Un libro che parla della morte e della sua accettazione. Sia per gli adulti che per i bambini. Più che una storia una rassegna di libri ed autori che ne hanno già parlato. Deludente.
Libro bellissimo! Tratta temi profondi in modo fantastico, ci sono capitoli che sono vere perle di bellezza. Un bellissimo libro che tratta in modo concreto e emozionante il tema della morte.

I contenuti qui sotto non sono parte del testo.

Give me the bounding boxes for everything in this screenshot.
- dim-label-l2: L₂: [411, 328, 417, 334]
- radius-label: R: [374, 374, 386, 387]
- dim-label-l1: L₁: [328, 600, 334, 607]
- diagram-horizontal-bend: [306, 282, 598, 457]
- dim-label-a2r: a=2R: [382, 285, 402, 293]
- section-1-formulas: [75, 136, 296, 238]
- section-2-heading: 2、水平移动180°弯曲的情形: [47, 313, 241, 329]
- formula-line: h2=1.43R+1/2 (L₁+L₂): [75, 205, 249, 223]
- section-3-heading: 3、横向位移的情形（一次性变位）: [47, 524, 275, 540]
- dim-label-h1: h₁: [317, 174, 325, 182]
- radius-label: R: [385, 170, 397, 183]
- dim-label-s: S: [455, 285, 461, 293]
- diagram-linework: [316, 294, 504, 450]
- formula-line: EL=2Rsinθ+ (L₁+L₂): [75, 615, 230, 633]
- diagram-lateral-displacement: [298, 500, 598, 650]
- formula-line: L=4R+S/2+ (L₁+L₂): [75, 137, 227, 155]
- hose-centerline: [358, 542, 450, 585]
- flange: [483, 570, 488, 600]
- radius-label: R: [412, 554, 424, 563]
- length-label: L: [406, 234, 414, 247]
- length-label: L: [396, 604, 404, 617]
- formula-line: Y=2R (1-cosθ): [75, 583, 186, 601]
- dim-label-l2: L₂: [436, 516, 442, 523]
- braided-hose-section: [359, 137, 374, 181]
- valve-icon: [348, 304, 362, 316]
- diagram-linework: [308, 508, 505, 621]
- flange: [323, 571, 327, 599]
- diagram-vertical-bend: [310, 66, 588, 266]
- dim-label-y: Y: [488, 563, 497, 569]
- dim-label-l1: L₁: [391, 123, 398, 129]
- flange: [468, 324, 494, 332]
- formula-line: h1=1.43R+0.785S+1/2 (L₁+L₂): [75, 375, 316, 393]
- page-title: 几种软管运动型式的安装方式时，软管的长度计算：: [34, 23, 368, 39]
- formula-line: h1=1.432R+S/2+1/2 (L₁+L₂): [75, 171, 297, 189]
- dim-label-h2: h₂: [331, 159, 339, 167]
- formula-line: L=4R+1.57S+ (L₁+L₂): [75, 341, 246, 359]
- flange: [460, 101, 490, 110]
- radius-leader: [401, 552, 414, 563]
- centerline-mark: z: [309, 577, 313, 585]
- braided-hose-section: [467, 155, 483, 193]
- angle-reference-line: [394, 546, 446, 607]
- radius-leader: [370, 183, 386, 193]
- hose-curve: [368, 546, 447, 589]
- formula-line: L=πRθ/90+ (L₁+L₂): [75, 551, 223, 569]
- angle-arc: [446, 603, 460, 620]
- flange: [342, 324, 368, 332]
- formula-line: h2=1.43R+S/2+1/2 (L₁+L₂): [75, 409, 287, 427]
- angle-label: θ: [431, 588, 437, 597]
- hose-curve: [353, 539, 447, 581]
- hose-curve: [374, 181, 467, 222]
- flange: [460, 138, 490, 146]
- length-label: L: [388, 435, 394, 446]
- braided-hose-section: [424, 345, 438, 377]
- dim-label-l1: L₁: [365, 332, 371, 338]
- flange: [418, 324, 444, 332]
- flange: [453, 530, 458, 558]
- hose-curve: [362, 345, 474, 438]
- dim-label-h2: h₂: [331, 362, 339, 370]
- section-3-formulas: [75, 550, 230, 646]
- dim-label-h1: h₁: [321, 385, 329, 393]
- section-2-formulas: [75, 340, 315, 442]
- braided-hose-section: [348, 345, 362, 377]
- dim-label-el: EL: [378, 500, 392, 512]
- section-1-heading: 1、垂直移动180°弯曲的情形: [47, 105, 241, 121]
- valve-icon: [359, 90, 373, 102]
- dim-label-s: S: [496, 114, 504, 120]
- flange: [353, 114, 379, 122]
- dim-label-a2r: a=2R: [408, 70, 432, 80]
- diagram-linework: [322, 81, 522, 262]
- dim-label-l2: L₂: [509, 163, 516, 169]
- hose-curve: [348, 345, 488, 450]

Ogni capitolo narra qualcosa che - secondo la De Gregorio - avrebbe a che fare con la morte. In realtà, il libro sembra essere una raccolta raffazzonata di suoi appunti personali (trame di film, commenti di libri, descrizioni di episodi a cui l'autrice ha partecipato...) esposti senza alcuna riflessione o approfondimento e raramente collegati al tema della morte. Quel che è peggio è che non sembra esserci alcun filo logico tra i capitoli. A dispetto del sottotitolo ('Imparare a dirsi addio'), il libro non solo non dà alcuna risposta su come sarebbe meglio affrontare il tema della morte, ma non pone nemmeno delle domande. Insomma, un libro illogico e abbastanza inutile. L'unica cosa positiva che ho tratto da questo libro sono alcuni (pochi) riferimenti ad altri libri che, forse, trattano il tema della morte in maniera più efficace.